Numerous medical professionals and researchers, including Samsel, also question whether the rapid rise in gluten intolerance and celiac disease can be attributed to the increasing use of glyphosate (a study by Samsel revealed that fish exposed to glyphosate develop digestive problems that are reminiscent of celiac disease1).

This isn’t the only potential problem with GM crops. GM crops produce a bacterial toxin that was meant to kill insect pests, but at least two insect species have become resistant. As for we humans, there’s no telling of this toxin’s potentially harmful effects because we have never before ingested this toxin in large amounts.

Opt for organic

It’s safe to say that the conflicting messages being spread by biotech     companies and independent researchers and medical professionals (and even the general public) will not come to an end any time soon.
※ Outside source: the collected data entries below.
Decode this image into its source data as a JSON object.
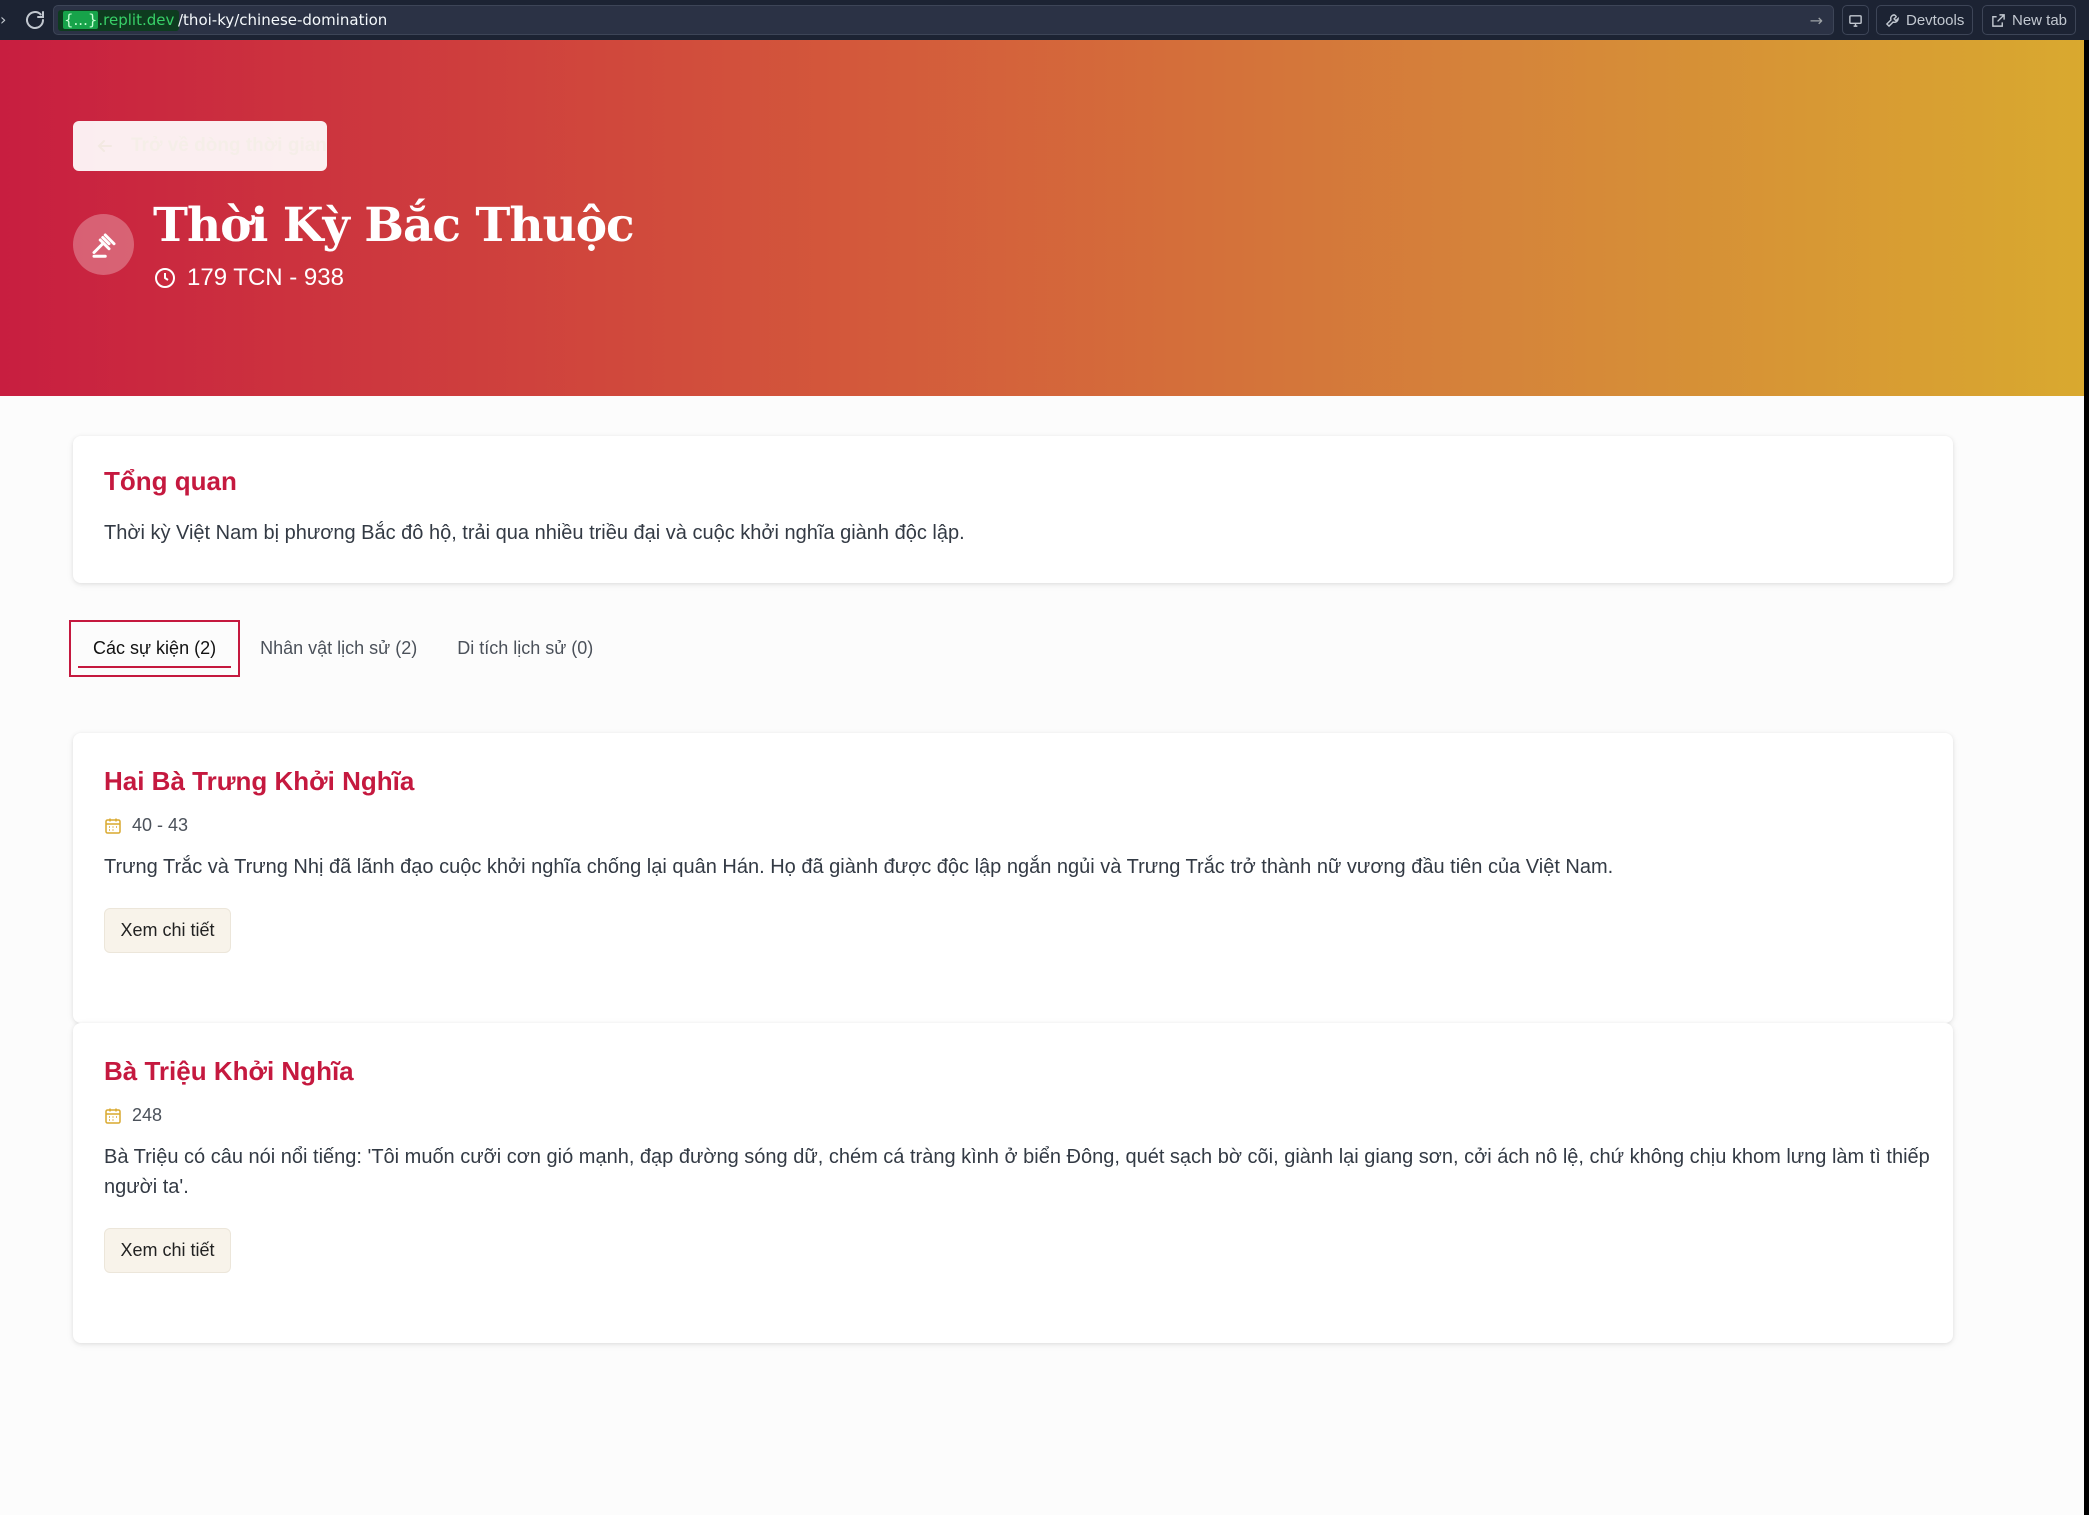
{
  "browser": {
    "domain_highlight": "{...}",
    "domain_rest": ".replit.dev",
    "path": "/thoi-ky/chinese-domination",
    "devtools_label": "Devtools",
    "newtab_label": "New tab"
  },
  "hero": {
    "back_label": "Trở về dòng thời gian",
    "title": "Thời Kỳ Bắc Thuộc",
    "date_range": "179 TCN - 938"
  },
  "overview": {
    "heading": "Tổng quan",
    "text": "Thời kỳ Việt Nam bị phương Bắc đô hộ, trải qua nhiều triều đại và cuộc khởi nghĩa giành độc lập."
  },
  "tabs": [
    {
      "label": "Các sự kiện (2)",
      "active": true
    },
    {
      "label": "Nhân vật lịch sử (2)",
      "active": false
    },
    {
      "label": "Di tích lịch sử (0)",
      "active": false
    }
  ],
  "events": [
    {
      "title": "Hai Bà Trưng Khởi Nghĩa",
      "date": "40 - 43",
      "description": "Trưng Trắc và Trưng Nhị đã lãnh đạo cuộc khởi nghĩa chống lại quân Hán. Họ đã giành được độc lập ngắn ngủi và Trưng Trắc trở thành nữ vương đầu tiên của Việt Nam.",
      "button": "Xem chi tiết"
    },
    {
      "title": "Bà Triệu Khởi Nghĩa",
      "date": "248",
      "description": "Bà Triệu có câu nói nổi tiếng: 'Tôi muốn cưỡi cơn gió mạnh, đạp đường sóng dữ, chém cá tràng kình ở biển Đông, quét sạch bờ cõi, giành lại giang sơn, cởi ách nô lệ, chứ không chịu khom lưng làm tì thiếp người ta'.",
      "button": "Xem chi tiết"
    }
  ],
  "colors": {
    "accent": "#c5193f",
    "calendar_icon": "#d9a92f"
  }
}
At this point, I believe it’s a wise health move to steer clear of any GM foods to limit our needless exposure to herbicides and pesticides (GMOs are prohibited in organic produce/foods). It’s a stance backed by many prominent medical professionals, including integrative medicine physician Dr. Andrew Weil.

While selecting organic produce is important, we shouldn’t overlook animal products, either.  Non-organic livestock are typically fed GM feed (corn, alfalfa and the like), which means we, too, will be ingesting GM grains when we consume conventional meat, eggs or dairy. The simple solution: only buy organic meat, dairy products and eggs. Even better: look for grass-fed varieties that eliminate the unnecessary “filler” feed altogether (it’s more nutrient-dense, less fatty and, in my opinion, more flavorful).   FTWH_Brand_Sm

1. Seneff S, Samsel A. Glyphosate, pathways to modern diseases II: Celiac sprue and gluten intolerance. Interdiscip Toxicol. 2013 Dec; 6(4): 159–184.